Even then, the classification was hedged: "Enclosure, possible." That qualifier carries a certain weight. Thousands of ringforts, or raths, survive across Ireland, the enclosed farmsteads of early medieval farmers and landholders, typically defined by a circular bank and an outer ditch known as a fosse. At Tullassa, the ditch has gone entirely, and the bank itself has been reduced to a grass-covered arc that barely rises above the surrounding ground.
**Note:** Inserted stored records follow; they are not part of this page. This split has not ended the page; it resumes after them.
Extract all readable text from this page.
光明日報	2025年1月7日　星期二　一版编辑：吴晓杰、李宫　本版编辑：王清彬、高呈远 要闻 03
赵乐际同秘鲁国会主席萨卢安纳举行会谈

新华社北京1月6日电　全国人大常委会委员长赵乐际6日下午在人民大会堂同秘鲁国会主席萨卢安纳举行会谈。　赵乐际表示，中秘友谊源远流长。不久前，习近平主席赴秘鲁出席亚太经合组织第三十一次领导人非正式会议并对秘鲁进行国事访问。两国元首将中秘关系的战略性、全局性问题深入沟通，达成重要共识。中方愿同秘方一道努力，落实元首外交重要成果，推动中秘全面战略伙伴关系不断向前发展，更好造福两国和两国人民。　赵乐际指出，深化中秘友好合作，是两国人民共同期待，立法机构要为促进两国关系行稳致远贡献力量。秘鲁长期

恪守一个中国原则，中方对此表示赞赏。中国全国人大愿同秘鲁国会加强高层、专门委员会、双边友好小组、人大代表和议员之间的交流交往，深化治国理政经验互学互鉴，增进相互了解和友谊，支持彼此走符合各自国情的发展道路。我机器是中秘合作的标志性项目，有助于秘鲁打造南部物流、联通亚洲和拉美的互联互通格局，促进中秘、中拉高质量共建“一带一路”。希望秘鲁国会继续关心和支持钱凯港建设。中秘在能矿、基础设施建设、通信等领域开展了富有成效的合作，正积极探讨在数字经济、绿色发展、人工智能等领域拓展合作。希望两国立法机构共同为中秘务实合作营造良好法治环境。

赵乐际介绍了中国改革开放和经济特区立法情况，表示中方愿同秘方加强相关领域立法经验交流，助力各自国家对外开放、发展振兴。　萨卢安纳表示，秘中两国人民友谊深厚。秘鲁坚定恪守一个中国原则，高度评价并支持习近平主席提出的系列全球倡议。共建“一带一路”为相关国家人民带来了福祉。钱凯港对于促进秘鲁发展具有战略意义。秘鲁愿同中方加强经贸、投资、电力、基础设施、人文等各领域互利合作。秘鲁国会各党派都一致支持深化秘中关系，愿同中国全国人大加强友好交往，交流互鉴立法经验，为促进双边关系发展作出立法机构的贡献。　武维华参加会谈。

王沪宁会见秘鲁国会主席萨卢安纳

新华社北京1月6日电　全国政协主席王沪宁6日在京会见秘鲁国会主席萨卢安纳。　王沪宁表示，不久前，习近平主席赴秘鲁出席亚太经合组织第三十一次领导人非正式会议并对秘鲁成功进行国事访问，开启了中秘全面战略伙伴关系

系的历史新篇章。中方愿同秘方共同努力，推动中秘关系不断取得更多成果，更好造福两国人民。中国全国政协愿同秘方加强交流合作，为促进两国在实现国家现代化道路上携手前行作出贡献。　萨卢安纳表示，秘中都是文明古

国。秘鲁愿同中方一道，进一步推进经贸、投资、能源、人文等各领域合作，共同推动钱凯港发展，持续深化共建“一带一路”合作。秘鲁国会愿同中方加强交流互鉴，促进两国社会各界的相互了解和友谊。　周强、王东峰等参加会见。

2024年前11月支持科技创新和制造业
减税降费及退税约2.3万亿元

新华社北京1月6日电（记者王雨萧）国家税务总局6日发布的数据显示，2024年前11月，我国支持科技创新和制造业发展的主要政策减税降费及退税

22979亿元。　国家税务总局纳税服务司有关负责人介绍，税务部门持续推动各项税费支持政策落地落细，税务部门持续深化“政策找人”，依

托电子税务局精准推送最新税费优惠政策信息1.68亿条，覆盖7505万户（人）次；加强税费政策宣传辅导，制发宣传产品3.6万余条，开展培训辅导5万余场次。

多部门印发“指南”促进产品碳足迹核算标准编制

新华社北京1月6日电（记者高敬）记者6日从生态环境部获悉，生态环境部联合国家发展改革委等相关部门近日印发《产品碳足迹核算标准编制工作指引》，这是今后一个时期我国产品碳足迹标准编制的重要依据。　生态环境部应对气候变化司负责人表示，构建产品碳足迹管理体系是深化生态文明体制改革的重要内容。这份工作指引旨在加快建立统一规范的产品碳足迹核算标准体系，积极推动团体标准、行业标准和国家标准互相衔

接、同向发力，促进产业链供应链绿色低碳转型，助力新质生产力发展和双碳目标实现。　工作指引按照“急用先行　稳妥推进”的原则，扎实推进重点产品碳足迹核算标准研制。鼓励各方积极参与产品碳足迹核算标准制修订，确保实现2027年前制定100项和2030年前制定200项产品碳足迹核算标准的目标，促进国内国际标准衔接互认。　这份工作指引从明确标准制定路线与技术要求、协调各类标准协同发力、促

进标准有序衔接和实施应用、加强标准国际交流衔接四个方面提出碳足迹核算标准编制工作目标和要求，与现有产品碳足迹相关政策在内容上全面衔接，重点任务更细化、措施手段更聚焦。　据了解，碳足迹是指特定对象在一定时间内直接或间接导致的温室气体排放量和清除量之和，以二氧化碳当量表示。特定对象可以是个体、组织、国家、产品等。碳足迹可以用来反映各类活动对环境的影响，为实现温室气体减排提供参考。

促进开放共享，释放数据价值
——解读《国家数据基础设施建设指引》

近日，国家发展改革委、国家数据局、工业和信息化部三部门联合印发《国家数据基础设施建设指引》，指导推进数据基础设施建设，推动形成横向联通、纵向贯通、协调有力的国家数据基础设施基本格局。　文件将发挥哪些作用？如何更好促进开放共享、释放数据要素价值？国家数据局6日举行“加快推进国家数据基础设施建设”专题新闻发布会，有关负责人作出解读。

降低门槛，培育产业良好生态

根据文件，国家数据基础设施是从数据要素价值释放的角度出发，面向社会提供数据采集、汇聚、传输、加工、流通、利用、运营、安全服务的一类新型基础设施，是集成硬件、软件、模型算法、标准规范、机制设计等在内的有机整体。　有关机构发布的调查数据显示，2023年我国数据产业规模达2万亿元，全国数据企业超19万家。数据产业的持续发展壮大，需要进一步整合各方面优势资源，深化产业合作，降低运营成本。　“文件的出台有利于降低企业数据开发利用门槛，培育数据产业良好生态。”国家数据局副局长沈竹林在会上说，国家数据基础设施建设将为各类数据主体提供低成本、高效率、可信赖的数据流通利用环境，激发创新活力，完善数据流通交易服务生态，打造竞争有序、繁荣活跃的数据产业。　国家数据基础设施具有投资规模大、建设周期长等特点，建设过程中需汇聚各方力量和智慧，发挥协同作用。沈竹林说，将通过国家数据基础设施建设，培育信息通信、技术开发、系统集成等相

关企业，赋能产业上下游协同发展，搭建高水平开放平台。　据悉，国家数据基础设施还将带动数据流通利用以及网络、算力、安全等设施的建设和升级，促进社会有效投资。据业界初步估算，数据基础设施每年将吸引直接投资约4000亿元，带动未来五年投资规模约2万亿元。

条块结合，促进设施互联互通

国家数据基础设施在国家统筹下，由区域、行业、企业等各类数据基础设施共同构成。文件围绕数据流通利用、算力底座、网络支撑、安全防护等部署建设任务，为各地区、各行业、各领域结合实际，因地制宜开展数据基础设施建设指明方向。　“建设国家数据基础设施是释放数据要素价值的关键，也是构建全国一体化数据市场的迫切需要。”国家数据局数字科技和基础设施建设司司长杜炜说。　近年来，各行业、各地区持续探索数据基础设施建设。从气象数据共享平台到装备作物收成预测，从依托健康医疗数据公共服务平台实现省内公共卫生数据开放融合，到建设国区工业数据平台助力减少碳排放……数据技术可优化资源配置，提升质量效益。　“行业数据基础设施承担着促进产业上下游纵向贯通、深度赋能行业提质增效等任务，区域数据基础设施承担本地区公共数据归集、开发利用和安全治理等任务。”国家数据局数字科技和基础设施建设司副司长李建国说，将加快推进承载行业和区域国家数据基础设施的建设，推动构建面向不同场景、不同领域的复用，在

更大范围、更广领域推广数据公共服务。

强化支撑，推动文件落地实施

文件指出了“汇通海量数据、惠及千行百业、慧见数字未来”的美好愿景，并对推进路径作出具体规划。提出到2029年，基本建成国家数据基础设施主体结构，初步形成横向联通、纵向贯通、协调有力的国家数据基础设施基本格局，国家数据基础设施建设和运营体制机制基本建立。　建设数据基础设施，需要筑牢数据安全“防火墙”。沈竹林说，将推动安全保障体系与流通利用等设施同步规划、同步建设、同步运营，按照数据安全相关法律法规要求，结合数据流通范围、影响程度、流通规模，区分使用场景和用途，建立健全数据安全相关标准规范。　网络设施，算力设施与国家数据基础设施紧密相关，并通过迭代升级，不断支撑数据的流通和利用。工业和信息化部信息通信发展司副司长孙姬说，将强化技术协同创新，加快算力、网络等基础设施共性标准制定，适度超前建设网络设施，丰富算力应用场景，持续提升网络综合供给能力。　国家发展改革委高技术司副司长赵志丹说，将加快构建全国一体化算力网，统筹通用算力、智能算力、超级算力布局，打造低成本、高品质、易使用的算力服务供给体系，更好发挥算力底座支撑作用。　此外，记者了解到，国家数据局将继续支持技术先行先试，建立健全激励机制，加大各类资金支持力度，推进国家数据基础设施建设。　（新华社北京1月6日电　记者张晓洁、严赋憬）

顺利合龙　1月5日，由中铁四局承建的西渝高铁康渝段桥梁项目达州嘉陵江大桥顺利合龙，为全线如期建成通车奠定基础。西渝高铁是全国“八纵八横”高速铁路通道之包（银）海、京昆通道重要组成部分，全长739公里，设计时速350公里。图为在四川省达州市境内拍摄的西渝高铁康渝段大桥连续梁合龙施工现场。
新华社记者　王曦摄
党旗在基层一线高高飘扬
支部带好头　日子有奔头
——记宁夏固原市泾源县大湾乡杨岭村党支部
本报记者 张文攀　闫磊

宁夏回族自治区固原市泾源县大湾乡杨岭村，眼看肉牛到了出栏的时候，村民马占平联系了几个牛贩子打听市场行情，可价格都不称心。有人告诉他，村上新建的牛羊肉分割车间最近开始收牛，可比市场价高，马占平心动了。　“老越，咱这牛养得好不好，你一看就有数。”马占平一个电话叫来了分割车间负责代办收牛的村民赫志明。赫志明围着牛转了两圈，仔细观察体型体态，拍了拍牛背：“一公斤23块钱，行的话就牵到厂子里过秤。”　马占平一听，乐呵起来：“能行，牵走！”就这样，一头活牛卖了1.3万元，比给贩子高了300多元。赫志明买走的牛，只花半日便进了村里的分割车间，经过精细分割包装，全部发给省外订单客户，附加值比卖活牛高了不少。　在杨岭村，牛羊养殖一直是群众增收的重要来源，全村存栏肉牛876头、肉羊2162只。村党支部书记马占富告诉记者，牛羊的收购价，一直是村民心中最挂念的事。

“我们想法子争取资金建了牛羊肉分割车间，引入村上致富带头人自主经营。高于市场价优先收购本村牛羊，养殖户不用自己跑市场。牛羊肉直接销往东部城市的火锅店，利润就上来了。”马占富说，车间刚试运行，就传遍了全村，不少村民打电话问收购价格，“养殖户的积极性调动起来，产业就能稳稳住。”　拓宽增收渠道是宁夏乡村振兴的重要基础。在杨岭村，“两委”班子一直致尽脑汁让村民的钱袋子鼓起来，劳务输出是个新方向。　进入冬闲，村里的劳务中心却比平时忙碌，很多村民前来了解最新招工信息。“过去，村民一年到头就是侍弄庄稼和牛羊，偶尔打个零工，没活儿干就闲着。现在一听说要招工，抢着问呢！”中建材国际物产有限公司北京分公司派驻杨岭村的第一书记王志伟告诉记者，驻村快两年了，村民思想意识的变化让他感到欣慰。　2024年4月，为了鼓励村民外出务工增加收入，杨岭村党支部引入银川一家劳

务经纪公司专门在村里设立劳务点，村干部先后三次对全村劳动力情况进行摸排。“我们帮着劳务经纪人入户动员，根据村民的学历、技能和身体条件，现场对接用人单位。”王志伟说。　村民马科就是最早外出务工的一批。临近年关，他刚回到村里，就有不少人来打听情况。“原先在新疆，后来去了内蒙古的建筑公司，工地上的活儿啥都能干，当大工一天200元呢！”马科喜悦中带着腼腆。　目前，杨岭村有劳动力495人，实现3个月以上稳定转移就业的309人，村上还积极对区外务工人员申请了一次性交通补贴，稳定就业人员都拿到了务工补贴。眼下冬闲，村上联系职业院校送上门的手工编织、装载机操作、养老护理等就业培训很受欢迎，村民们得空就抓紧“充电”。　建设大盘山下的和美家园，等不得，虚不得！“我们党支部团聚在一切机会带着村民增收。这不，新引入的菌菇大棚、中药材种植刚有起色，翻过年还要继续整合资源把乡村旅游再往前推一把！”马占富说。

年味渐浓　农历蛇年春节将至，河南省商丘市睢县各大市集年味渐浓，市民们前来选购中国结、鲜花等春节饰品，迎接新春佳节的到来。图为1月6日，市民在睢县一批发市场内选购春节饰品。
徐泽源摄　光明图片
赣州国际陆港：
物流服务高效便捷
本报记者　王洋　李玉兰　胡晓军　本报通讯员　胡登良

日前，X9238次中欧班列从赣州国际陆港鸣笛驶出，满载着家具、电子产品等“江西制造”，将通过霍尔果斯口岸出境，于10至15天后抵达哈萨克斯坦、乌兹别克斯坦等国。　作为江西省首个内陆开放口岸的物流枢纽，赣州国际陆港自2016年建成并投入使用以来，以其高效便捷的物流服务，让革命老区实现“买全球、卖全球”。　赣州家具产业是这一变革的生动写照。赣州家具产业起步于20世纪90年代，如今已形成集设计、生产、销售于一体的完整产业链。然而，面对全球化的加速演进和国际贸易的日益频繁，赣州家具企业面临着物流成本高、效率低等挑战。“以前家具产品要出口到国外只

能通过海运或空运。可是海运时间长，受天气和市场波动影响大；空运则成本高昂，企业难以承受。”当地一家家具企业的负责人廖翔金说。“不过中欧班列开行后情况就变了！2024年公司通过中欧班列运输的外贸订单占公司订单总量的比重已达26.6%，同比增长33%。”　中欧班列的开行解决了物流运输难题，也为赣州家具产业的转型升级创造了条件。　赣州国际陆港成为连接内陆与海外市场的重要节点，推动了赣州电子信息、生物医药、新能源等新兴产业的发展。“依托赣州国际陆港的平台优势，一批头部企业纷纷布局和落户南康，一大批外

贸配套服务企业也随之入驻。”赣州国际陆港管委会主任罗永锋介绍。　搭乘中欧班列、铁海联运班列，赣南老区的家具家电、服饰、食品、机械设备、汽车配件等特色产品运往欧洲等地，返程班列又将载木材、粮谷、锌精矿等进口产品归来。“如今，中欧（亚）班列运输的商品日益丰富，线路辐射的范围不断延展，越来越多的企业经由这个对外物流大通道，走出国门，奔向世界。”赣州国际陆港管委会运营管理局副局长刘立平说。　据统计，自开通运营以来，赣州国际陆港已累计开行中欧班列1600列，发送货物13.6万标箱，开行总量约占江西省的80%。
What survives is an earthen bank running roughly south-west to north-east across a span of around eighteen metres, and about seventeen metres across the perpendicular. The bank measures between three and 3.8 metres wide, but its height is modest to the point of near-invisibility, standing between 0.2 and 0.6 metres on the interior and slightly less on the exterior face. Beyond that surviving arc, the rest of the enclosure's perimeter can only be detected as a faint scarp, dropping no more than a tenth of a metre. There is no visible entrance. A fragment of the bank was significant enough to be marked on the Ordnance Survey six-inch map in its 1921 edition, rendered in the small hachure lines cartographers used to indicate earthen slopes, which suggests the feature was still legible on the ground a century ago, even if only just.